Authors: Francesca Lake
Ovarian and uterine cancers are difficult to treat owing to the way cancer cells spread in the peritoneal region. Epothilone B has proven effective in clinical trials targeting otherwise resistant tumor cells; however, its high toxicity has hampered its clinical progression.
A team of researchers from the Yale Cancer Center (CT, USA) sought to solve this sticky situation by encapsulating the drug in a nanoparticle able to gradually release the drug at high concentrations at the target site, reducing off-target toxicity. However, conventional nanoparticles are not suited to this task as they are cleared from the target region too rapidly via lymphatic drainage.
The group tackled this issue by covering the nanoparticles with aldehyde groups. When injected into the peritoneum, these adhered to mesothelial cells in the abdominal cavity.
Testing the nanoparticles on mice with chemotherapy-resistant uterine serous carcinoma-derived xenografts, the bioadhesive nanoparticles remained in place for a minimum of 24 hours. By comparison, standard nanoparticles were cleared from the abdominal cavity after 5 minutes. Mice receiving treatment with the sticky nanoparticles went on to survive longer than those in the control group.
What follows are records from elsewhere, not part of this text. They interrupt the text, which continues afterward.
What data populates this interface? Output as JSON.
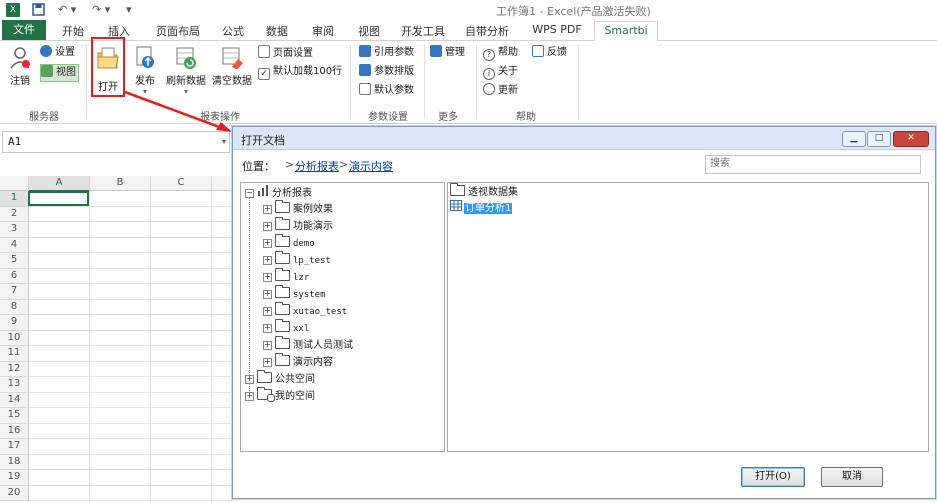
{
  "window": {
    "title": "工作簿1 - Excel(产品激活失败)",
    "quick_access": [
      "save-icon",
      "undo-icon",
      "redo-icon",
      "customize-icon"
    ]
  },
  "tabs": {
    "file": "文件",
    "items": [
      "开始",
      "插入",
      "页面布局",
      "公式",
      "数据",
      "审阅",
      "视图",
      "开发工具",
      "自带分析",
      "WPS PDF",
      "Smartbi"
    ],
    "active": "Smartbi"
  },
  "ribbon": {
    "server": {
      "logout": "注销",
      "settings": "设置",
      "view": "视图",
      "group_label": "服务器"
    },
    "report": {
      "open": "打开",
      "publish": "发布",
      "refresh": "刷新数据",
      "clear": "清空数据",
      "page_setup": "页面设置",
      "default_load": "默认加载100行",
      "group_label": "报表操作"
    },
    "params": {
      "ref_params": "引用参数",
      "param_layout": "参数排版",
      "default_params": "默认参数",
      "group_label": "参数设置"
    },
    "more": {
      "manage": "管理",
      "group_label": "更多"
    },
    "help": {
      "help": "帮助",
      "feedback": "反馈",
      "about": "关于",
      "update": "更新",
      "group_label": "帮助"
    }
  },
  "formula_bar": {
    "name_box": "A1"
  },
  "grid": {
    "columns": [
      "A",
      "B",
      "C"
    ],
    "rows": [
      "1",
      "2",
      "3",
      "4",
      "5",
      "6",
      "7",
      "8",
      "9",
      "10",
      "11",
      "12",
      "13",
      "14",
      "15",
      "16",
      "17",
      "18",
      "19",
      "20"
    ]
  },
  "dialog": {
    "title": "打开文档",
    "location_label": "位置：",
    "path": [
      "分析报表",
      "演示内容"
    ],
    "path_sep": ">",
    "search_placeholder": "搜索",
    "tree": [
      {
        "label": "分析报表",
        "level": 0,
        "expanded": true,
        "icon": "chart-icon"
      },
      {
        "label": "案例效果",
        "level": 1,
        "icon": "folder-icon"
      },
      {
        "label": "功能演示",
        "level": 1,
        "icon": "folder-icon"
      },
      {
        "label": "demo",
        "level": 1,
        "icon": "folder-icon"
      },
      {
        "label": "lp_test",
        "level": 1,
        "icon": "folder-icon"
      },
      {
        "label": "lzr",
        "level": 1,
        "icon": "folder-icon"
      },
      {
        "label": "system",
        "level": 1,
        "icon": "folder-icon"
      },
      {
        "label": "xutao_test",
        "level": 1,
        "icon": "folder-icon"
      },
      {
        "label": "xxl",
        "level": 1,
        "icon": "folder-icon"
      },
      {
        "label": "测试人员测试",
        "level": 1,
        "icon": "folder-icon"
      },
      {
        "label": "演示内容",
        "level": 1,
        "icon": "folder-icon",
        "selected": true
      },
      {
        "label": "公共空间",
        "level": 0,
        "icon": "folder-icon"
      },
      {
        "label": "我的空间",
        "level": 0,
        "icon": "user-folder-icon"
      }
    ],
    "files": [
      {
        "label": "透视数据集",
        "icon": "folder-icon"
      },
      {
        "label": "订单分析1",
        "icon": "report-icon",
        "selected": true
      }
    ],
    "open_button": "打开(O)",
    "cancel_button": "取消"
  },
  "colors": {
    "excel_green": "#217346",
    "highlight": "#3399ff",
    "annotation_red": "#e02020"
  }
}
The researchers hope this treatment could eventually be particularly beneficial for late-stage gynecological cancer patients. “They’ve been treated with surgery and chemotherapy and are now resistant to any standard treatment, and we’ve shown that this agent can be effective,” explained Alessandro Santin, one of the study leaders.
The group now hopes to fine-tune the nanoparticles, adjusting their adhesiveness and the speed that the drug is released at the target site.
Sources: Deng Y, Yang F, Cocco E et al. Improved i.p. drug delivery with bioadhesive nanoparticles. Proc. Natl Acad. Sci. USA doi:10.1073/pnas.1523141113 (2016) (Epub ahead of print); Yale Cancer Center press release: Fighting cancer with sticky nanoparticles.